As cycling gains popularity, more and more of us are looking to customize our bicycles to fit our specific needs. In this blog post, we’ll explore the differences between track bikes and road bikes, and take a closer look at what it takes to transform your track bike into a road-worthy machine.
Can You Turn a Track Bike into a Road Bike?
You can definitely convert a track (fixie) bike into a Road bike by doing a few adjustments.
Differences between Track Bikes & Road Bikes
The differences between track bikes and road bikes are significant, and they make it challenging to turn a track bike into a road bike.
The most noticeable difference is that a track bike is a fixed-gear bicycle, while road bikes typically have multiple gears.
Track bikes lack freewheels, brakes, and other components that are essential for navigating the streets.
Track bike tires are also specialized and designed for indoor use on a velodrome. On the other hand, road bikes are built with versatility in mind and can handle various terrains and riding styles.
While some parts of a track bike might be useful for a road bike, it’s far easier and more affordable to purchase a road bike rather than converting a track bike.
Parts of a Track Bike that can be used on a Road Bike
Building a safe and reliable road bike from a track bike requires careful selection of compatible and reliable parts.
The frame of a track bike can be used for a road bike as both have a similar geometry designed for speed optimization.
The wheels can be modified with a fixed gear cog and lock ring for use on the roads.
Certain components like pedals, handlebars, and brake levers can be transferred from a track bike to a road bike, provided they are compatible.
However, it’s important to note that not all parts of a track bike can be used on a road bike, such as the chainring and chain.
Exceptional Parts That Cannot Be Used for Road Biking
While some parts of a track bike can be used for road biking, there are a few exceptional parts that cannot be used.
Track bikes do not have brakes, which can be extremely unsafe for road biking. A suitable braking system is a must-have for any road bike.
Additionally, track bikes do not typically have multiple gears. The fixed gear setup of a track bike is good for racing on a velodrome, but on a road bike, it can be difficult to tackle hills and varying terrains.
Rear Hub Spacing and its Importance
Track bikes typically have a narrower rear hub spacing of 120mm, while road bikes usually have a wider hub spacing of 130mm.
This difference can have a significant impact on the wheel’s bracing angle and rigidity, as well as its clearance between the frame tubes.
However, with the use of spacer washers, it is possible to adjust the spacing of a conventional threaded axle for a wider spacing, although it may not be ideal.
Tips for Building a Safe and Reliable Track Bike for the Road
1- Make sure the bike has adequate lighting and a horn to comply with road regulations.
2- Consider installing brakes if the track bike doesn’t have them.
3- Choose tires that are suitable for both track and road use.
4- Check the condition of the bike’s frame and components to ensure they are in good working order.
5- Consider adding accessories such as fenders and a comfortable seat to make the bike more practical and enjoyable for everyday use.
By following these tips, riders can ensure their converted track bike is safe, reliable and enjoyable for both the track and road.
Why Converting a Road Bike Is Preferable to a Track Bike?
Converting a road bike is often a more preferable option than turning a track bike into a road bike. While both can be done, the process of converting a road bike is often simpler and more cost-effective.
Road bikes are designed to handle various terrains and riding styles, making them a more versatile option for the road.
On the other hand, track bikes are specifically designed for the velodrome and may be uncomfortable or difficult to ride on other surfaces.
Using a Track Bike for the Road: Will it be Enjoyable?
It’s not impossible to use a track bike for road biking, but it might not be the most enjoyable ride.
Track bikes are designed for short, intense bursts of speed, whereas road bikes are built for longer, more comfortable rides.
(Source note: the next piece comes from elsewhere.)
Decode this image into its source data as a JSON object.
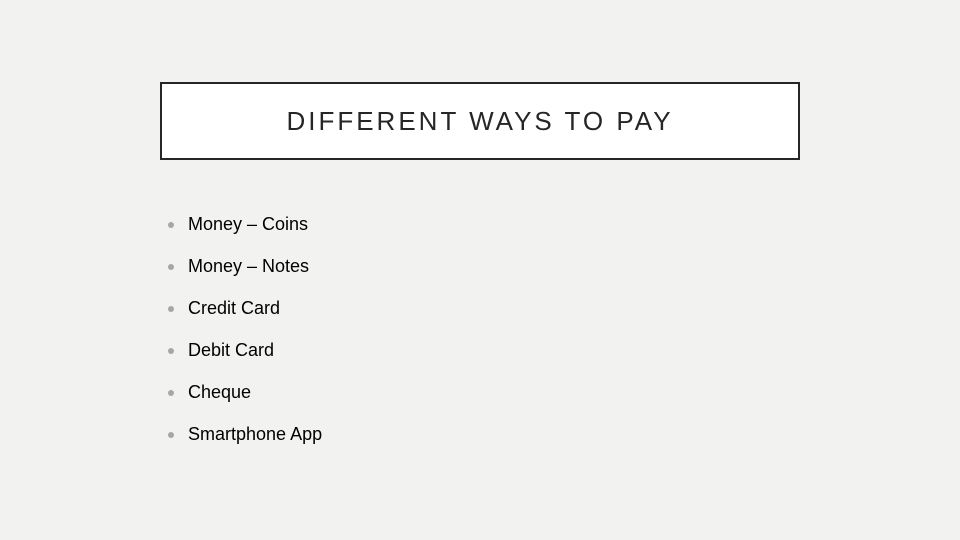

The aggressive geometry of a track bike might not be conducive to a comfortable ride on the road, and the lack of gear options could make uphill climbs difficult.
However, if properly converted, a track bike can make for a unique and enjoyable road experience.
It’s important to consider factors such as saddle position and handlebar height to make the ride more comfortable, and to ensure that the brakes, which are minimal on a track bike, are properly installed and functional for road biking.
Turning a track bike into a road bike is possible, but it depends on several factors. While some parts of a track bike can be used for the road, exceptional parts must be avoided. Rear hub spacing is also important for safe and proper functioning. Using a track bike for the road might not be as enjoyable compared to using a road bike.